The Port of Quincy WA is requesting $16.2 million in transportation funding from the Washington State Legislature to expand infrastructure at its intermodal terminal to help restore critical domestic eastbound intermodal rail service for perishable and frozen foods shippers of central Washington fresh produce.
The Port of Quincy Intermodal Terminal Infrastructure Expansion Project has received widespread support with dozens of shippers and organizations sending letters to the Washington State Legislature in support of the request. Additionally, the Great Northern Corridor Coalition, an organization formed to promote shared regional cooperation, planning, and project implementation to improve rail freight movement across the Great Northern Corridor, has also included the Port of Quincy project on its list.

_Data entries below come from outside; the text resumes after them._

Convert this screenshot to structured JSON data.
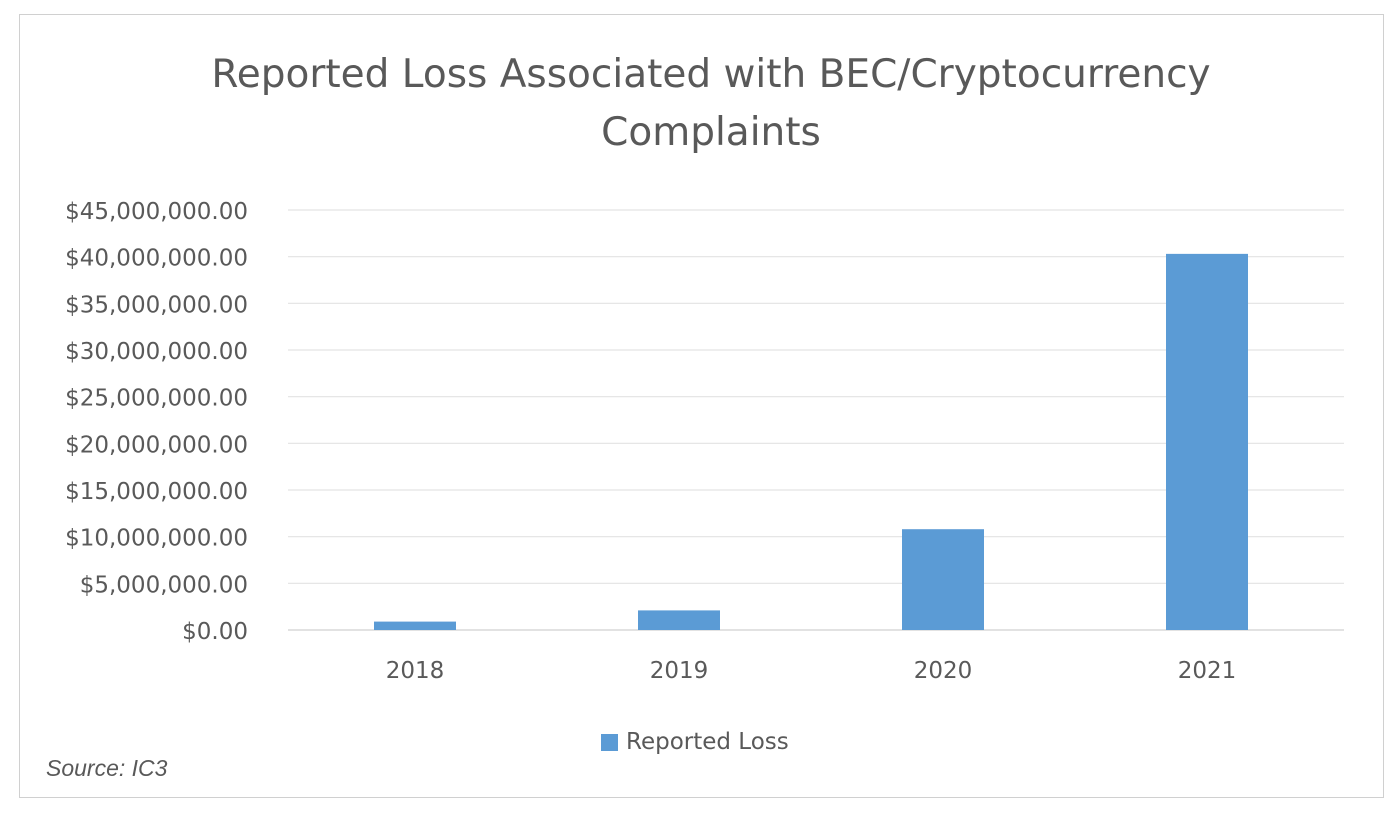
{
  "chart_data": {
    "type": "bar",
    "title": "Reported Loss Associated with BEC/Cryptocurrency Complaints",
    "categories": [
      "2018",
      "2019",
      "2020",
      "2021"
    ],
    "series": [
      {
        "name": "Reported Loss",
        "values": [
          900000,
          2100000,
          10800000,
          40300000
        ],
        "color": "#5b9bd5"
      }
    ],
    "ylim": [
      0,
      45000000
    ],
    "yticks": [
      0,
      5000000,
      10000000,
      15000000,
      20000000,
      25000000,
      30000000,
      35000000,
      40000000,
      45000000
    ],
    "ytick_labels": [
      "$0.00",
      "$5,000,000.00",
      "$10,000,000.00",
      "$15,000,000.00",
      "$20,000,000.00",
      "$25,000,000.00",
      "$30,000,000.00",
      "$35,000,000.00",
      "$40,000,000.00",
      "$45,000,000.00"
    ],
    "grid": true,
    "legend_position": "bottom"
  },
  "source_note": "Source: IC3"
}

This intermodal terminal is in central Washington on a key cross-country rail mainline (Seattle-Chicago Northern Corridor BNSF mainline) near Interstate 90 in the heart of one of the largest irrigated agricultural and food processing regions in North America. In 2011, Burlington Northern Santa Fe (BNSF) Railway designated Quincy WA as an official intermodal terminal on its national intermodal map. The Port of Quincy Intermodal Terminal has been a key hub for shipping Washington state frozen foods and fresh produce to destinations throughout the US Midwest and East Coast. According to a recent study of 29 western US and Canadian locations with intermodal connections to regional markets, Quincy ranked as the lowest-cost location for operating a distribution center or a warehouse.
The project would expand infrastructure at the Port of Quincy Intermodal Terminal to meet unit train requirements of BNSF and help eliminate congestion on the Great Northern Corridor Rail Line at Quincy. It would include installation of three more intermodal tracks to increase capacity of the terminal to simultaneously load or unload longer intermodal container trains; and a new longer siding track and set out/pick-up track that would allow longer trains to pull off of the BNSF mainline at Quincy for arrival and departure in one piece. The project would entail expanding the surface area of the intermodal terminal to allow for more storage of containers, and constructing a bridge across the US Bureau of Reclamation West Canal near Quincy.
Expanding infrastructure of the terminal will then allow the Port of Quincy to bring in an intermodal operator to begin shipping Washington state fresh produce, frozen foods, and other perishable goods again. With continuing tightening in long-haul truck and railcar supplies, expanding the terminal and restoring intermodal service at Quincy will provide central Washington perishable shippers with competitive and much-needed shipping capacity to ship Washington state products to Midwestern and eastern US markets.